Dust-up has N.J. angles aplenty

Cruise, Shields - and Codey?

NJ Courier-Post/July 11, 2005
By Alan Guenther

Just when it seemed that Tom Cruise had finished couch-dancing, professing his love for Katie Holmes and his contempt for psychiatry, acting New Jersey Gov. Richard J. Codey made an appearance on the national stage last week.

You may have heard - how could you not? - that Cruise, in television appearances, trashed actress Brooke Shields for taking medications to overcome depression after she'd had a baby. Cruise is a Scientologist, and Scientologists believe psychiatrists are too free and easy with pills.

That's when Codey stepped in.

"Tom Cruise knows as much about postpartum depression as I do about acting, and he should stick to acting and not talk about women who need help," Codey told the Associated Press. The Chicago Tribune, The Miami Herald, The Washington Post and People magazine's online edition all printed Codey's remarks.

But why would the governor get involved?

Well, New Jersey is a bigger part of this story than you might think.

Shields, of course, is a Princeton alumna. Cruise spent years in Glen Ridge, Essex County, before he dropped out of high school.

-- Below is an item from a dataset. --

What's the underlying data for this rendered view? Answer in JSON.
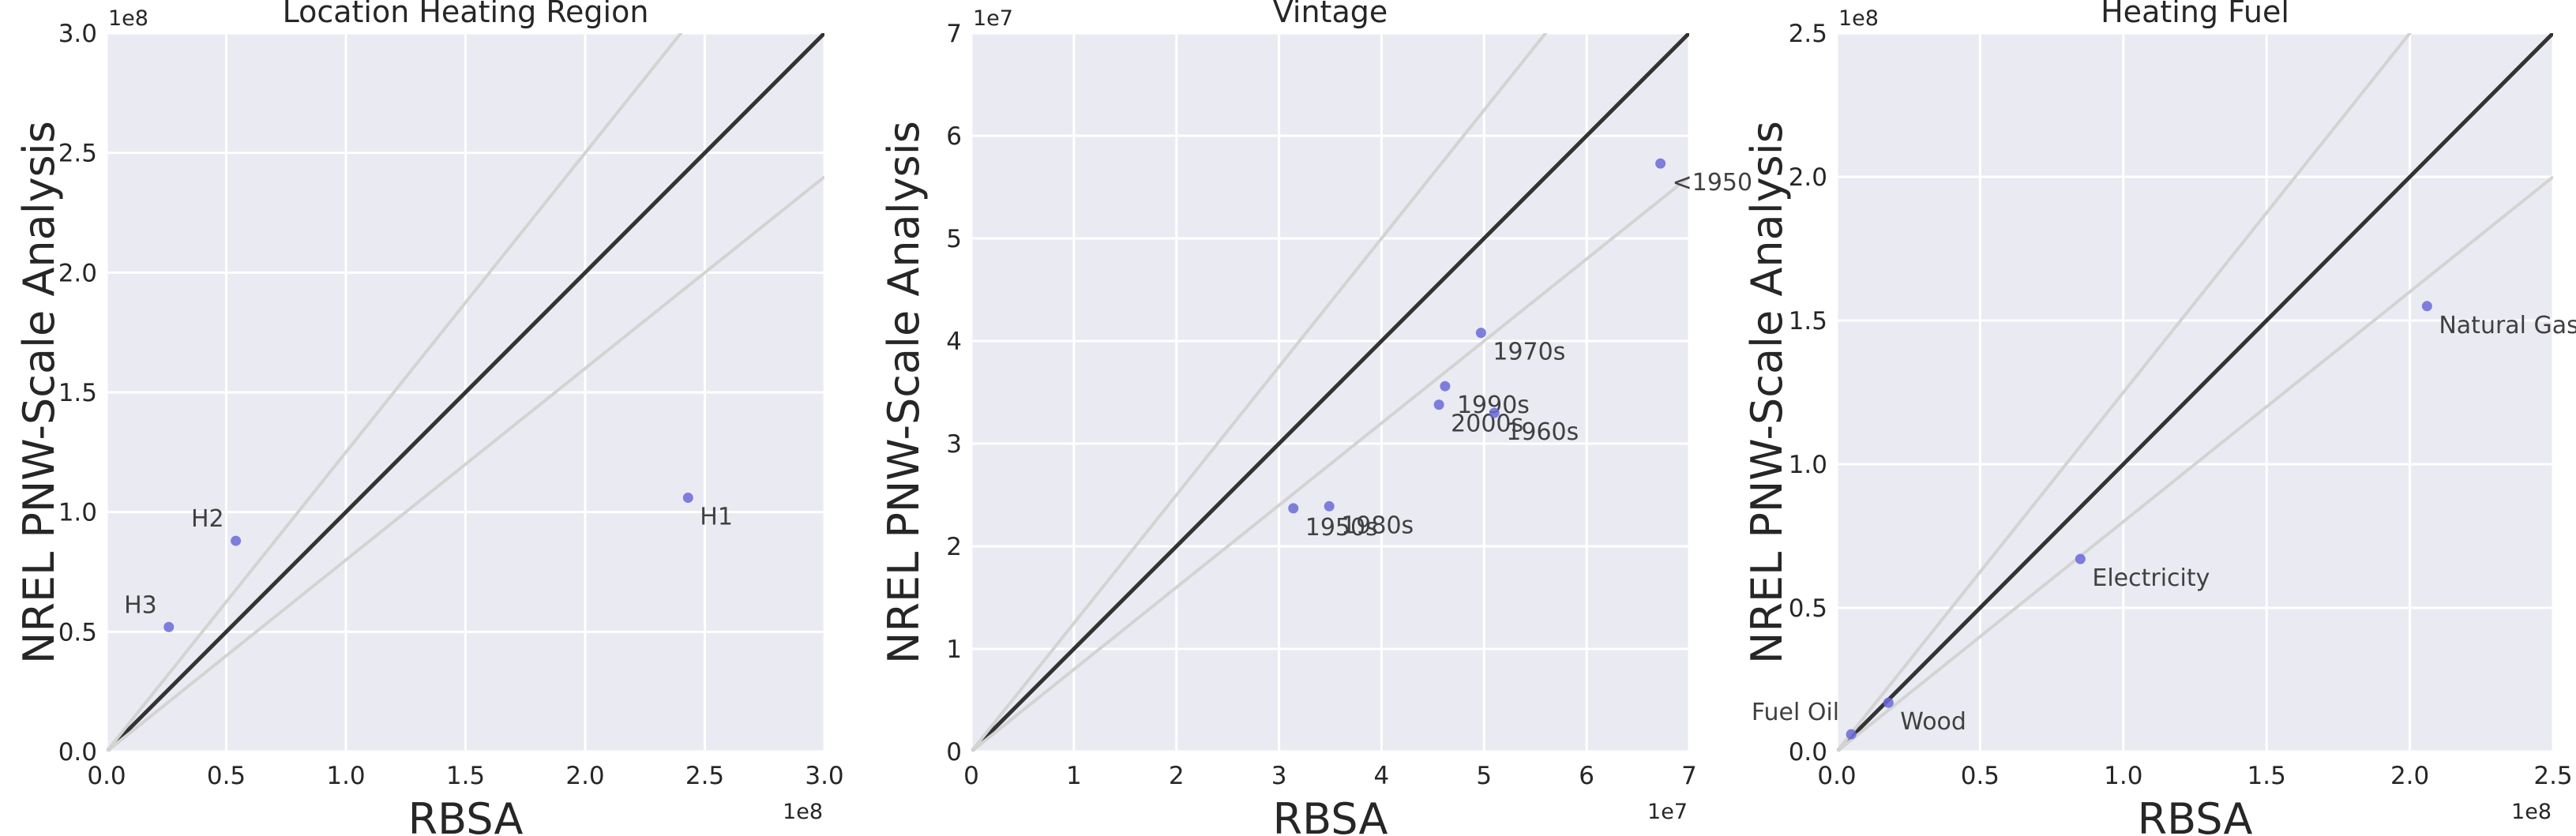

There are more Jersey connections to this national story. In fact, the first Church of Scientology was incorporated in Camden in 1953, though it didn't thrive, according to local Scientology spokesman Bruce Thompson. Church founder L. Ron Hubbard delivered more than 150 lectures in Camden at the end of 1953.

But Codey's ties to the controversy are more direct and personal than that.

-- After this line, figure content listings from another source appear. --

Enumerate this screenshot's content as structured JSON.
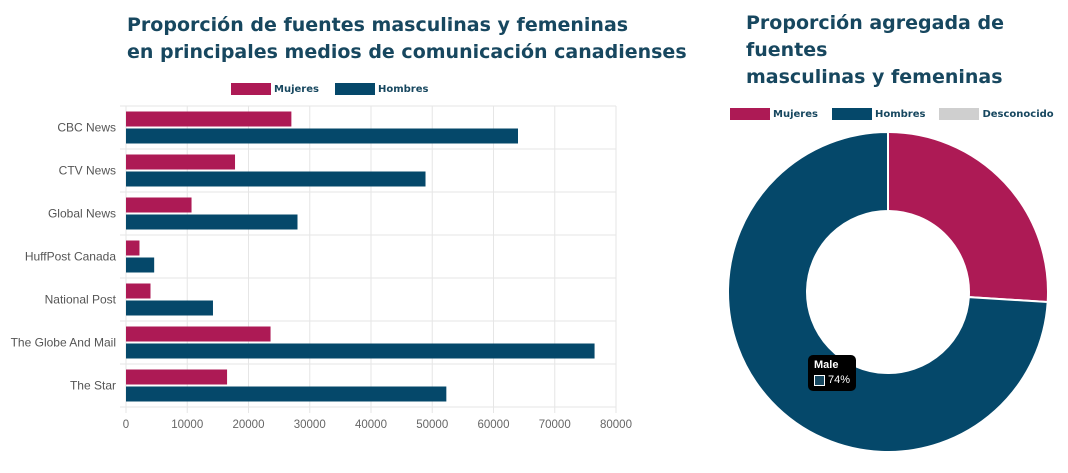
{
  "left_title_line1": "Proporción de fuentes masculinas y femeninas",
  "left_title_line2": "en principales medios de comunicación canadienses",
  "right_title_line1": "Proporción agregada de fuentes",
  "right_title_line2": "masculinas y femeninas",
  "colors": {
    "women": "#ad1a55",
    "men": "#05486a",
    "unknown": "#cfcfcf",
    "grid": "#e6e6e6",
    "axis_text": "#666666"
  },
  "chart_data": [
    {
      "type": "bar",
      "orientation": "horizontal",
      "title": "Proporción de fuentes masculinas y femeninas en principales medios de comunicación canadienses",
      "categories": [
        "CBC News",
        "CTV News",
        "Global News",
        "HuffPost Canada",
        "National Post",
        "The Globe And Mail",
        "The Star"
      ],
      "series": [
        {
          "name": "Mujeres",
          "values": [
            27000,
            17800,
            10700,
            2200,
            4000,
            23600,
            16500
          ]
        },
        {
          "name": "Hombres",
          "values": [
            64000,
            48900,
            28000,
            4600,
            14200,
            76500,
            52300
          ]
        }
      ],
      "xlim": [
        0,
        80000
      ],
      "xticks": [
        "0",
        "10000",
        "20000",
        "30000",
        "40000",
        "50000",
        "60000",
        "70000",
        "80000"
      ],
      "legend_position": "top",
      "grid": true
    },
    {
      "type": "pie",
      "style": "doughnut",
      "title": "Proporción agregada de fuentes masculinas y femeninas",
      "labels": [
        "Mujeres",
        "Hombres",
        "Desconocido"
      ],
      "values": [
        26,
        74,
        0
      ],
      "legend_position": "top-left",
      "tooltip": {
        "title": "Male",
        "value": "74%"
      }
    }
  ]
}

His wife, Mary Jo, 49, has openly discussed her struggles with depression; she was diagnosed with it 28 years ago.

During a public appearance last fall, she told of driving to a pharmacy four towns away from her home to fill a prescription for antidepressants. She said she "wore dark sunglasses and prayed really hard to God that no one would see me."

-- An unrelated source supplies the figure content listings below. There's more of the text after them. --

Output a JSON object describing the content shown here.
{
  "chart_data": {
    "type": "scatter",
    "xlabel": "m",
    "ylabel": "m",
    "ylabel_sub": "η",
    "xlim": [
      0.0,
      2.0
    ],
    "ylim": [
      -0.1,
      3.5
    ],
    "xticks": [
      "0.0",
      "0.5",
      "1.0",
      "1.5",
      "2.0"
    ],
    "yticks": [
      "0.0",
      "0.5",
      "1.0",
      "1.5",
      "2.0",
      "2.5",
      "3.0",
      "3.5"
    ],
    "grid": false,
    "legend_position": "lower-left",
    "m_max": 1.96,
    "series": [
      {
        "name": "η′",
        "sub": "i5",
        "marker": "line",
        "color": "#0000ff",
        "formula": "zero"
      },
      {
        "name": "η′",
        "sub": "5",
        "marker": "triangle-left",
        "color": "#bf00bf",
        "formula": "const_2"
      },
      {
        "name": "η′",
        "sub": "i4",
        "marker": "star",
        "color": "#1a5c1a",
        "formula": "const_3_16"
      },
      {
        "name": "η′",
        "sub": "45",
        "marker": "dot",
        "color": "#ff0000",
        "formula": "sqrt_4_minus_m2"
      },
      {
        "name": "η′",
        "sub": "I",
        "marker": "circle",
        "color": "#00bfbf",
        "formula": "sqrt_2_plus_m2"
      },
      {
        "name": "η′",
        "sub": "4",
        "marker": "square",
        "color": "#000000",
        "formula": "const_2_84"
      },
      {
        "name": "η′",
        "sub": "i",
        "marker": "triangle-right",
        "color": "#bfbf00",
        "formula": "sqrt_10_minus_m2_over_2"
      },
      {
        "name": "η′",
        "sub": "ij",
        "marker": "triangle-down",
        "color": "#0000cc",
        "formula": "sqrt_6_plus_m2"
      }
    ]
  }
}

Local mental health experts say that's why this story is worthy of the governor's attention.

"At the present moment, it feels as though 20 years of advocacy to reduce the stigma of mental illness has been overshadowed by the opinion of a movie star. Tom Cruise has chosen to abuse his celebrity status to send an anti-mental health message," said Mary Lynne Reynolds, executive director of the Mental Health Association in Southwestern New Jersey.

Local Scientologists are just as impassioned.

They give Cruise credit for exposing what they say is a multibillion dollar collusion between psychiatrists and the drug industry.

Scientologists, who claim 8 million members worldwide, including 3.5 million in the United States, say they're tired of seeing children drugged at an early age to enhance performance in school. And they think too many people take mood-altering drugs instead of working to solve their problems.

"We are very vocal," said Thompson. "We don't feel it's good to drug people to mask symptoms." Thompson is the spokesman for Philadelphia's Church of Scientology on Race Street, which claims about 200 members. About half are from South Jersey.

Bill Scordato, 51, of Washington Township, credits Scientology with helping him organize his life. Married for 19 years, he says he searches for ways to "raise the percentage chance of success."

Scientology, says Thompson, provides a pathway to enlightenment that is unclouded by drugs. That's why the message being delivered by Cruise is so important, he says.

But Reynolds says Cruise's comments could encourage "many people to avoid effective mental health treatment."

That's why the issue, she says, merited the attention of the governor.